First Lines: It wasn’t the first time Sally Kent had donned a worn, hand-me-down uniform from one of her brothers’ sea chests, but it was the first time it had felt so completely, perfectly right.
When it comes to historical romances, the more unconventional they are, the more fun I tend to have with them. Sure, there are anachronisms in those kinds of stories, but they tend to have bold, interesting characters. And I’ve read a lot, but I was pretty sure this was going to be one of the boldest Regency romances I’d ever read.

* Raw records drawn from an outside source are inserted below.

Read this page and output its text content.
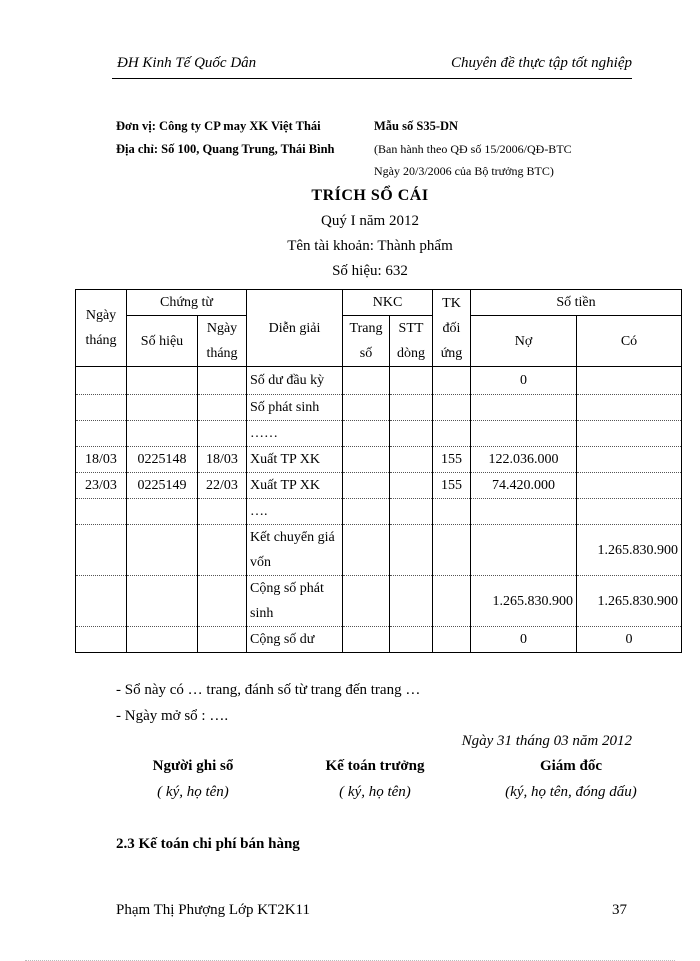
ĐH Kinh Tế Quốc Dân	Chuyên đề thực tập tốt nghiệp
Đơn vị: Công ty CP may XK Việt Thái
Địa chỉ: Số 100, Quang Trung, Thái Bình
Mẫu số S35-DN
(Ban hành theo QĐ số 15/2006/QĐ-BTC
Ngày 20/3/2006 của Bộ trưởng BTC)
TRÍCH SỔ CÁI
Quý I năm 2012
Tên tài khoản: Thành phẩm
Số hiệu: 632
Ngày tháng	Chứng từ		Diễn giải	NKC		TK đối ứng	Số tiền	
	Số hiệu	Ngày tháng		Trang số	STT dòng		Nợ	Có
			Số dư đầu kỳ				0	
			Số phát sinh					
			……					
18/03	0225148	18/03	Xuất TP XK			155	122.036.000	
23/03	0225149	22/03	Xuất TP XK			155	74.420.000	
			….					
			Kết chuyển giá vốn					1.265.830.900
			Cộng số phát sinh				1.265.830.900	1.265.830.900
			Cộng số dư				0	0
- Sổ này có … trang, đánh số từ trang đến trang …
- Ngày mở sổ : ….
Ngày 31 tháng 03 năm 2012
Người ghi sổ	Kế toán trưởng	Giám đốc
( ký, họ tên)	( ký, họ tên)	(ký, họ tên, đóng dấu)
2.3 Kế toán chi phí bán hàng
Phạm Thị Phượng Lớp KT2K11	37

For generations, the Kent family has served in the Royal Navy and made an honorable name for themselves. So when Sally’s brother refuses to report for duty, Sally decides to put on his uniform and take his place. Boarding the Audacious is the adventure of a lifetime for her, especially since the sea has always been Sally’s life. She’s as able a soldier as any of the other recruits–better, even. There’s only one problem. Lieutenant David Colyear, the man whose duty it is to protect the ship, sees through Sally’s disguise. And he’s furious. But it’s hard to hate her actions when she’s the best midshipman on board. If only she didn’t tempt him so much. With such a serious secret they’re keeping, can they keep each other safe…and can their budding love survive battle at sea?
This was definitely…something different. Not your typical Regency romance.
In this story, we’re introduced to Sally Kent, whose entire family is made of Navy men. For her entire life, she’s been left behind as they’ve all grown and started their own naval careers. And Sally, who loves the sea, is incredibly jealous. So when her younger brother, Richard, runs away before he can be shipped out, Sally decides the best way to save her family’s honor (and live the exciting life she’s always dreamed of) is to take his place. She’s basically a seafaring Mulan.
Sally is definitely unusual for this type of story. She has no interest in dresses and debuts and getting married. Literally all she wants is to be allowed to climb the rigging and fight in naval battles. She’s a total tomboy and…now that I think about it, I don’t think I’ve ever read a historical romance with someone who was this much of a tomboy. It was unexpected and made Sally unique.
We’re also introduced to Lieutenant Colyear, a family friend of the Kents. He hasn’t seen the Kents in a few years, but he just has this weird feeling that something isn’t right with this Kent. The stories he’s heard of Richard being sullen and more interested in sermons doesn’t fit with this exuberant recruit. And because he’s her commanding officer, ho boy do the sparks ignite. Especially considering how angry he is that she’d do something so stupid.
Individually, I really adored both Sally and Col. Sally’s a fighter and Col is ambitious and self-controlled. However, there were moments when I thought their relationship didn’t quite work. When Sally was hiding her gender, I thought the attraction was more obvious than when they were actually able to be together. Sally says something at one point about how she knows how to act like a boy, but not a young woman and I don’t know if that’s the difference or what, but it definitely lost something in the process.
There are slow moments to the story, but the uniqueness of the story and the setting I think make up for that in a lot of ways. This story is just so vastly different from anything else I’ve read like it that it was just super interesting.